Chapitre 17

(Angelia)

Je suis rentrée depuis une heure. Je sais que Rachel peux s'occuper de moi cette après-midi mais je n'en ai aucune envie après ce midi. Des centaines de pensées, de souvenirs tournent en boucle dans mon esprit. Je vais devoir m'occuper si je veux tenir.

-Angelia! Descend s'il te plaît! Il y a une surprise pour toi! M'appelle Rachel.

Je m'habitue de plus en plus à sa présence et à sa gentillesse. Elle m'a bien fait comprendre qu'elle m'aiderait désormais. Peu importe ce qu'il m'arriverait, elle me protégerait, se sont ses propres mots.
Mais ma paranoïa me rattrape et je ne peux toujours pas leur faire confiance. J'ai l'impression que l'on peut m'abandonner n'importe quand. Surtout eux, qu'ils me laissent à nouveau seule une fois qu'ils sont lassés de moi.

Curieuse mais méfiante je descends lentement l'escalier.

-Mon ange! S'écrit la voix si familière de Mme Talier.

Je m'approche mais ne la touche pas. Cela n'a pas l'air de l'atteindre. Une pointe de joie apparaît et... Wouah. C'est la première fois que je ressens ça. De la joie. Elle s'en va aussitôt mais cette sensation... c'est la meilleure que je n'ai jamais ressenti, après le toucher de Zachary bien-sûr.

-J'ai appris que tu as eu une altercation au lycée, tu vas bien?

Je hoche la tête et écoute la conversation des deux femmes. Tous les efforts dont j'avais pu fournir pour être un peu plus sociable ont été réduit à néant par Carla. Son toucher me hante encore, ses coups aussi. Je suis encore plus dans ma bulle depuis, bien que se ne soit pas forcément mon envie, mais il en va de ma santé mentale. J'ai besoin de m'isoler, sinon je ne pourrai pas m'en sortir, c'est certain.

Rachel devait finalement partir régler un problème avec un ancien enfant qu'elle a accueilli, alors je passe l'après-midi avec Mme Talier. Nous partons nous promener au parc, à vrai dire je n'ai pas réellement eu le choix.
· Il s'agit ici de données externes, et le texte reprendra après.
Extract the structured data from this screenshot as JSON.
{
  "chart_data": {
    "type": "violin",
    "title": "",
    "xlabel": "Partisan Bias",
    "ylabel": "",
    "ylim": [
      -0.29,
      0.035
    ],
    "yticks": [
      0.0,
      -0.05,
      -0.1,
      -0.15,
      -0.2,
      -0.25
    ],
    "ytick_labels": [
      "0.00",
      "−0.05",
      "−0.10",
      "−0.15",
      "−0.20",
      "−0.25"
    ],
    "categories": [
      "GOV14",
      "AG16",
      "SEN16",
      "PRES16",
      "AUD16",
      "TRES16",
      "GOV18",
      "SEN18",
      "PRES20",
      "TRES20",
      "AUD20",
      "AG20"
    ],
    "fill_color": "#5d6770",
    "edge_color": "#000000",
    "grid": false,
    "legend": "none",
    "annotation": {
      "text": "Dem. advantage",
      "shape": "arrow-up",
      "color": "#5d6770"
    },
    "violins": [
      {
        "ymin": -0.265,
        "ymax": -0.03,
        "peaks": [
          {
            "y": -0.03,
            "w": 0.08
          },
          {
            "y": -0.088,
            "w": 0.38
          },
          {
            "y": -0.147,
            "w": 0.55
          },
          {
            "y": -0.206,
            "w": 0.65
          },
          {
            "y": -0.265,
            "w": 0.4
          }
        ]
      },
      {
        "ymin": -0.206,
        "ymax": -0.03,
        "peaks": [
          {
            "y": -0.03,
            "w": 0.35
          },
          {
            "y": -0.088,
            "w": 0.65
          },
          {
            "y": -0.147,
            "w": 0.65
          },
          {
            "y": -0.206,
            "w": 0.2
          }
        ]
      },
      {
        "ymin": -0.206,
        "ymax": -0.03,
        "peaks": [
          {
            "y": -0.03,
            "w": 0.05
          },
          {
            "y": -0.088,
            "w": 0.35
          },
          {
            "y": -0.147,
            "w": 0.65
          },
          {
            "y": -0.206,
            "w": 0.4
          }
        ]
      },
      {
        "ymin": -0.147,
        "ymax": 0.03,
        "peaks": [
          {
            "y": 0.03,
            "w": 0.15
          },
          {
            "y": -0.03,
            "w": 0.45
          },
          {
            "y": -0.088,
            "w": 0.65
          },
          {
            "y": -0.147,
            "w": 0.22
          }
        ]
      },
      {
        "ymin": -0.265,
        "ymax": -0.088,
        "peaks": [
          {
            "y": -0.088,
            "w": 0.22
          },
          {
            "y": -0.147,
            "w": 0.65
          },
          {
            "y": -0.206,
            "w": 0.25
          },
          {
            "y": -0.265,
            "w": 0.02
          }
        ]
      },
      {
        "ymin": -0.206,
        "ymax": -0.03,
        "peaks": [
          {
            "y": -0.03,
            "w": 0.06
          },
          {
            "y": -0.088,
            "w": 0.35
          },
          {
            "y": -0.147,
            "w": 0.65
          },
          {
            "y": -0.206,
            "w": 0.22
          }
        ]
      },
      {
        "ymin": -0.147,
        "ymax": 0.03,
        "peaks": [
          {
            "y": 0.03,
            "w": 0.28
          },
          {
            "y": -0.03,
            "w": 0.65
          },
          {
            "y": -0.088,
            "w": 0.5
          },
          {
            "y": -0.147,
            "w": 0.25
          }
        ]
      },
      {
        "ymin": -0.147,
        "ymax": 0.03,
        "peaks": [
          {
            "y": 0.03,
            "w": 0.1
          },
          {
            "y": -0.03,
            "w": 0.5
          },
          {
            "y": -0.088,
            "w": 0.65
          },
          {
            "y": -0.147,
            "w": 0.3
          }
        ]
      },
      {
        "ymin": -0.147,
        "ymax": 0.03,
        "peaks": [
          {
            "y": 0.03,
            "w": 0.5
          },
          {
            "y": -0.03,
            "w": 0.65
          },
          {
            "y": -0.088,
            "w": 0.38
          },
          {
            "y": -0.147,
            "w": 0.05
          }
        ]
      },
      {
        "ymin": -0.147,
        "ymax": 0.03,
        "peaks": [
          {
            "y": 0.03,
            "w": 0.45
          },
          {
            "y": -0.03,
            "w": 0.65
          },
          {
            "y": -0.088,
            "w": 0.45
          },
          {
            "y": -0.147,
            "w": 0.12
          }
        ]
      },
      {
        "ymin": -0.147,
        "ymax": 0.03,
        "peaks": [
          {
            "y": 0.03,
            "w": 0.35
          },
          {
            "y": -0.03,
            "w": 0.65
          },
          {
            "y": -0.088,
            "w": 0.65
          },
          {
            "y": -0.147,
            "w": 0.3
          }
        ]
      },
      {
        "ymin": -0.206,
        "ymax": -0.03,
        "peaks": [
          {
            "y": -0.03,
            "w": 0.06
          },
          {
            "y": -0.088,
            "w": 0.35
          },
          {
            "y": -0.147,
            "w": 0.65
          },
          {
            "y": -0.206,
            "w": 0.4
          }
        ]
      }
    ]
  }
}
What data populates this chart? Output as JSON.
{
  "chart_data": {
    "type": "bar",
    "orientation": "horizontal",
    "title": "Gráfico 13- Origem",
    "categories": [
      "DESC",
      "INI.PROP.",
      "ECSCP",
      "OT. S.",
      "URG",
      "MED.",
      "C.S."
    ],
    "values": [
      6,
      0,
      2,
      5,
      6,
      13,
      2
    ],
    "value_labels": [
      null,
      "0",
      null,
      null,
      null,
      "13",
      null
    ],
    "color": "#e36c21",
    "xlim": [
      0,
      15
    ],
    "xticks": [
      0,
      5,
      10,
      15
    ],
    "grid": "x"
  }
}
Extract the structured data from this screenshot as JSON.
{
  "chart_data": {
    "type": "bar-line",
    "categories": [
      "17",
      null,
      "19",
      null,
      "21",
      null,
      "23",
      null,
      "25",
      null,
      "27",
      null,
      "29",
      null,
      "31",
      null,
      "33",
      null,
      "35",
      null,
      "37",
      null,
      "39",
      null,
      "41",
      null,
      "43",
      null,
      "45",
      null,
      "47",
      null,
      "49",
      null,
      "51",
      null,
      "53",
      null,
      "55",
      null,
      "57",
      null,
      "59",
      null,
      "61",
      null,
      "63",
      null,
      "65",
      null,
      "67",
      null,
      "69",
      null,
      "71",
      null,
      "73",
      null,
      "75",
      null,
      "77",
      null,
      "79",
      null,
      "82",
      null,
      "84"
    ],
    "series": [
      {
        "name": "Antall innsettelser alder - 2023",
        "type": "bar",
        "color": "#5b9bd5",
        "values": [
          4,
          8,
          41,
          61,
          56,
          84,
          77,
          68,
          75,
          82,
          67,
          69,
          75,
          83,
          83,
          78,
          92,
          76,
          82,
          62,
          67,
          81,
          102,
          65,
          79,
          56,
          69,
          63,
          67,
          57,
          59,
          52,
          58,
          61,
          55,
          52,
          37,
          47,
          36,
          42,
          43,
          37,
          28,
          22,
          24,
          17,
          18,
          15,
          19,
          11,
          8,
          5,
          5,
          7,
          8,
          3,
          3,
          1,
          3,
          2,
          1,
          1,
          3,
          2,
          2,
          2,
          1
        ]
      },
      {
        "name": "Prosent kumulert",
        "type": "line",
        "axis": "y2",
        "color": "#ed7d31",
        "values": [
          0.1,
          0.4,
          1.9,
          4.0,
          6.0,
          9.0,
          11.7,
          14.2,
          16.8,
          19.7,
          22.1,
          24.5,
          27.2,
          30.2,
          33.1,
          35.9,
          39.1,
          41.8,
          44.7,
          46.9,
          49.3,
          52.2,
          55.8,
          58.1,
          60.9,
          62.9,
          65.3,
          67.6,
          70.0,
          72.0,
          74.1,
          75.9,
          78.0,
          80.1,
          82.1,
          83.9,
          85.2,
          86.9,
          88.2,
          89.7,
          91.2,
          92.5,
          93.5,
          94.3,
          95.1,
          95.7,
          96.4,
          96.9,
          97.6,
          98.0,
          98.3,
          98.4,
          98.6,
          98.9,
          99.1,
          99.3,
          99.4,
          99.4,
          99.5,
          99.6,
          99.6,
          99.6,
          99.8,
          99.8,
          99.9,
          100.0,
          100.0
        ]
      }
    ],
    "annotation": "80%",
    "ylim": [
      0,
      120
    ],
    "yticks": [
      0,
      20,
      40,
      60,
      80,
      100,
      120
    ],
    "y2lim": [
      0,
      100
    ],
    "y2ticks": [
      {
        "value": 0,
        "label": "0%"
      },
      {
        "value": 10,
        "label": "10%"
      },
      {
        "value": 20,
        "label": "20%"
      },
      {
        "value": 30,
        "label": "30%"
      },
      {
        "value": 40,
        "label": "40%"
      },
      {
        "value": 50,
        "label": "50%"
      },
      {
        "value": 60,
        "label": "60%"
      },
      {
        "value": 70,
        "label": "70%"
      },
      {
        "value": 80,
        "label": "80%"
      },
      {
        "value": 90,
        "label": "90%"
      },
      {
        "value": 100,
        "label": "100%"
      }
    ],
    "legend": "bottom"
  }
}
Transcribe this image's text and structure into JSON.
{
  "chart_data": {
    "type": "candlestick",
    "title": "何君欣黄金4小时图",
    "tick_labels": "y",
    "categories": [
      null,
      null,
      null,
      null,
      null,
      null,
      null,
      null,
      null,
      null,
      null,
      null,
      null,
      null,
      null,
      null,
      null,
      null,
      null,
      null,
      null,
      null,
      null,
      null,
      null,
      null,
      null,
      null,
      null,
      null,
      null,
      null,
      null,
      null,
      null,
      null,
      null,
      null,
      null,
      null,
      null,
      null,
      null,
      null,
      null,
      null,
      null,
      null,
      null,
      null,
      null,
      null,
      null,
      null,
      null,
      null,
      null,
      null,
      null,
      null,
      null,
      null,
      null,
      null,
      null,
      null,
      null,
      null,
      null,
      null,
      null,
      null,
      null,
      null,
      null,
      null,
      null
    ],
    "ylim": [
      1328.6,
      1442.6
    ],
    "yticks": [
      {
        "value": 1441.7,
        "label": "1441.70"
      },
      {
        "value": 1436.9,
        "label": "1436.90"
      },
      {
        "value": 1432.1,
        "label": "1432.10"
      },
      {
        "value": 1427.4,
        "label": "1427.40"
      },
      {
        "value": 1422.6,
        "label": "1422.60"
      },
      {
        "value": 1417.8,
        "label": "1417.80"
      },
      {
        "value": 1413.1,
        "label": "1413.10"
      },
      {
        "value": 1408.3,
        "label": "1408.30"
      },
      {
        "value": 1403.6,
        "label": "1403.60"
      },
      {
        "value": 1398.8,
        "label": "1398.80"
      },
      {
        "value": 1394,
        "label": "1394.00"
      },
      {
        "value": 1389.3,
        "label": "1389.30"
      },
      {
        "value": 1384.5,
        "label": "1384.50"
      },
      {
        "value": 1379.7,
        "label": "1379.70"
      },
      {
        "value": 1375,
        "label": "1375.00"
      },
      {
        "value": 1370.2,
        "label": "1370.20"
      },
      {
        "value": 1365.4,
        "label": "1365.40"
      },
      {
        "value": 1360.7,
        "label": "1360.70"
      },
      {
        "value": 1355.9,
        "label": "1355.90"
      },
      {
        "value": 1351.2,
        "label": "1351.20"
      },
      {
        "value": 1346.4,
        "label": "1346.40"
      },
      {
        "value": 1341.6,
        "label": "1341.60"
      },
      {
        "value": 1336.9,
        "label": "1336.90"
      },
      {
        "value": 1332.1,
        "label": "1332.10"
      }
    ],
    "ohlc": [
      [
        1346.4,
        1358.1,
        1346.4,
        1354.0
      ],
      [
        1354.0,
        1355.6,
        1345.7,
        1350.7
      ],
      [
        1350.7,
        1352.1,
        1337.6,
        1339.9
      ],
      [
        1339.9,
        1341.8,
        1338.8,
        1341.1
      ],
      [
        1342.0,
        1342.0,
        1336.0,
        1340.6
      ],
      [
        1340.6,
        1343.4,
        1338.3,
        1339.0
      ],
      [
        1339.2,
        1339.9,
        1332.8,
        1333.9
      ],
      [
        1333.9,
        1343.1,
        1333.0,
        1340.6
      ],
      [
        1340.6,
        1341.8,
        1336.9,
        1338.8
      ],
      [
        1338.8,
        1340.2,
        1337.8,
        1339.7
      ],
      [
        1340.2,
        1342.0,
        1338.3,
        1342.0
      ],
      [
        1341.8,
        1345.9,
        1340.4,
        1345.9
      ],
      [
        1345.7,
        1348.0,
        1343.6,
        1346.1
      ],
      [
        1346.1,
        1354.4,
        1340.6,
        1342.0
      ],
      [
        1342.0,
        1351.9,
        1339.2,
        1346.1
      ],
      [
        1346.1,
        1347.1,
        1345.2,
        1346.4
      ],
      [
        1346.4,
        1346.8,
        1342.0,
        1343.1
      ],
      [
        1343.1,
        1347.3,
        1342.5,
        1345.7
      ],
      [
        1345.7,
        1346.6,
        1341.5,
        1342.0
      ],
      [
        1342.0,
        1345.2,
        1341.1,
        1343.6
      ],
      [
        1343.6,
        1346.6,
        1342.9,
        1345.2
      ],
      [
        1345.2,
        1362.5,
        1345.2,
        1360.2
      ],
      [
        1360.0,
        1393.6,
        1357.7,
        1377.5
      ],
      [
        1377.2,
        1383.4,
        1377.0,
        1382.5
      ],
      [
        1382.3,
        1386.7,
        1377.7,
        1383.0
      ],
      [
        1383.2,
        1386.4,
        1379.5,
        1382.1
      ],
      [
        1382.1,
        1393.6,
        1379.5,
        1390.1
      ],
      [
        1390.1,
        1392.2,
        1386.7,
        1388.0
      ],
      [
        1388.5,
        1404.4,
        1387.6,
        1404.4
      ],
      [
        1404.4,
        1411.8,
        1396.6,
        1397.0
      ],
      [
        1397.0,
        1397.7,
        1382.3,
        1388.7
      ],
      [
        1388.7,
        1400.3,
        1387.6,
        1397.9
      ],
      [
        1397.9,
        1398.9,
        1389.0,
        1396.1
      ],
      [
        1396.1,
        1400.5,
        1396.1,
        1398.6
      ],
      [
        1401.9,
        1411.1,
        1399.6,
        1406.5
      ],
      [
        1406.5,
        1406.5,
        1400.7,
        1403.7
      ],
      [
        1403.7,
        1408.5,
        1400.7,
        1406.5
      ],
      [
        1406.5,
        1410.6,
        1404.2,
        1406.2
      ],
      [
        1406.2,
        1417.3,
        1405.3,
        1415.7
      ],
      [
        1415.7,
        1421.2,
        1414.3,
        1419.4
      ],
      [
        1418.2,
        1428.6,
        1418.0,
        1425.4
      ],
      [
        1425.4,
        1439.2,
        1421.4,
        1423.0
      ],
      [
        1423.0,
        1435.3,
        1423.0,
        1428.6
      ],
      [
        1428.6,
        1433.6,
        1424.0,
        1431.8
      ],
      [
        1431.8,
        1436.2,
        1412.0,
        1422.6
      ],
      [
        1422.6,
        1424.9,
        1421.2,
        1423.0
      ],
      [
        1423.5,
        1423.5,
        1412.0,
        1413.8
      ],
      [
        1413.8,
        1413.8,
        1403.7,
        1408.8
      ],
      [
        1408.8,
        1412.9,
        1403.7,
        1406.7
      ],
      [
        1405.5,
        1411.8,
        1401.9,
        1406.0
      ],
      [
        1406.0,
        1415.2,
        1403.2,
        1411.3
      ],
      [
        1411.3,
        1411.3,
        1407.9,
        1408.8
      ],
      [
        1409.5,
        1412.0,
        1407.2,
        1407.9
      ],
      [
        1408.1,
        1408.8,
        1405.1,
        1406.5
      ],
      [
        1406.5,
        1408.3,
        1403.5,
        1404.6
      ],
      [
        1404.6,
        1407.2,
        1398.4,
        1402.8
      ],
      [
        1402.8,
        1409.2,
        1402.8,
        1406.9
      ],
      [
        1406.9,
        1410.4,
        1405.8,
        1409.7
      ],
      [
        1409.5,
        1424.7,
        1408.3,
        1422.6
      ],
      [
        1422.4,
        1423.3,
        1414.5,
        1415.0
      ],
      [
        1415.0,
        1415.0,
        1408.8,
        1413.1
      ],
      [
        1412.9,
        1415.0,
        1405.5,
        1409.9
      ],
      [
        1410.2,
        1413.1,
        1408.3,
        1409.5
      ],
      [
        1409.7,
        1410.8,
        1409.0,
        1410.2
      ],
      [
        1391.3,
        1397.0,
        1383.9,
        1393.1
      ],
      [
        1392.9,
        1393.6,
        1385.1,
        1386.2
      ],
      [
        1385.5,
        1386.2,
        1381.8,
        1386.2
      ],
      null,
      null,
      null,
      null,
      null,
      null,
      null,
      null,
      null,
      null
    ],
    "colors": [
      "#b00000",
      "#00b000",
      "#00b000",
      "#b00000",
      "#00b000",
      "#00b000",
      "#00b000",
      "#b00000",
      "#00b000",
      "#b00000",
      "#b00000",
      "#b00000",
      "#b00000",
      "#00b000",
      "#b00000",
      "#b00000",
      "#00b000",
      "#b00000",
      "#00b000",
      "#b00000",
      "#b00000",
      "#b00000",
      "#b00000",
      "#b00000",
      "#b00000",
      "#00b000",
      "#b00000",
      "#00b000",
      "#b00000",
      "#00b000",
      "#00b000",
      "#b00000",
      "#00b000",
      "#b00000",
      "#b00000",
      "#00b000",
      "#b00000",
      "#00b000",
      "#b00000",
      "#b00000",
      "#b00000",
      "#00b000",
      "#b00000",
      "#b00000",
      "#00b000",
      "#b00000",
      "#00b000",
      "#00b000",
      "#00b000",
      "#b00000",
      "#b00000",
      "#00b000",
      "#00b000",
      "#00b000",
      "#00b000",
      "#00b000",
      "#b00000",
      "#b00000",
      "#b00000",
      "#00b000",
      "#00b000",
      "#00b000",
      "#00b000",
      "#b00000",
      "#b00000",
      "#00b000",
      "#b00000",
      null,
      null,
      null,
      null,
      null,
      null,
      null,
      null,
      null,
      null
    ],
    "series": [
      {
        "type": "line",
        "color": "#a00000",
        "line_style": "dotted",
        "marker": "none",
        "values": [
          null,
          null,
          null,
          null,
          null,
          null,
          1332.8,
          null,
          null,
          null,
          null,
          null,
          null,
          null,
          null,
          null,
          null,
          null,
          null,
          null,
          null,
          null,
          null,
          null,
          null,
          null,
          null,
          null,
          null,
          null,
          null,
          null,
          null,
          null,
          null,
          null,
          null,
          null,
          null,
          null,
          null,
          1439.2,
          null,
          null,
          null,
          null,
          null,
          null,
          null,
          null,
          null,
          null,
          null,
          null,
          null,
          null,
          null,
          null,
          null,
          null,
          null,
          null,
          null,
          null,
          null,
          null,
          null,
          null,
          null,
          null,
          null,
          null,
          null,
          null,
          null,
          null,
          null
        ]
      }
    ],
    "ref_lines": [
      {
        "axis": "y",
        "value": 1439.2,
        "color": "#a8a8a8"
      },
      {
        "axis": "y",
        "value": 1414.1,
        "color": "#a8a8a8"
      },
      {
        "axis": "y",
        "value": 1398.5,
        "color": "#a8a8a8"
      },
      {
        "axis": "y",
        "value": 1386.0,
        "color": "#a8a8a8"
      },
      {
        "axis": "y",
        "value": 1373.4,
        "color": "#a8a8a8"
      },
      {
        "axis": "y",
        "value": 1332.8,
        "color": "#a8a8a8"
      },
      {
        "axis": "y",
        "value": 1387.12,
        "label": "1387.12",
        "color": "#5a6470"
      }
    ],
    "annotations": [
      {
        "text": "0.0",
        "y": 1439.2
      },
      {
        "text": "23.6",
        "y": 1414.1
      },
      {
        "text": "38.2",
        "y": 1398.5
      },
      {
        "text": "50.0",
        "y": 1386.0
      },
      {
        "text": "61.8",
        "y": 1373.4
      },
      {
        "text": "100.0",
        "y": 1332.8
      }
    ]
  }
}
-Tu es toute pâle ma puce, encore plus que d'habitude. Me dit-elle en marchant sur le chemin d'herbe.

C'est vrai que je ne me sens pas très bien, j'ai des violents maux de ventre, mais ne le laisse pas paraître. Si je montrais que je souffrais, papa se faisait une joie de recommencer encore et encore. Alors j'ai appris à masquer ma douleur.
On s'assoit sur un petit banc en pierre, en face d'un joli lac. Tout est si paisible ici, il y a peu de passants puisque nous sommes en pleine journée. Je préfère, quand il y a beaucoup de monde j'angoisse. Exactement comme au lycée.
Je détourne mon regard vers Mme Talier et celle-ci me sourit. J'aimerai tant le lui rendre. Mais je n'y arrive pas, ma bouche refuse de m'obéir et je n'ai pas la force de me forcer. J'ai perdu la capacité il y a bien longtemps.

-Oh! J'ai un cadeau pour toi! Chantonne-t-elle.

Elle trifouille dans son sac, ses cheveux blonds cendrés remuant à chacun de ses mouvements. C'est vraiment une belle femme, même à soixante ans. Je vois qu'elle porte une alliance, son mari est chanceux. Le mariage je n'y connais absolument rien, mais généralement tout le monde à l'air heureux lors de celui-ci. J'espère qu'elle l'est aussi, elle le mérite.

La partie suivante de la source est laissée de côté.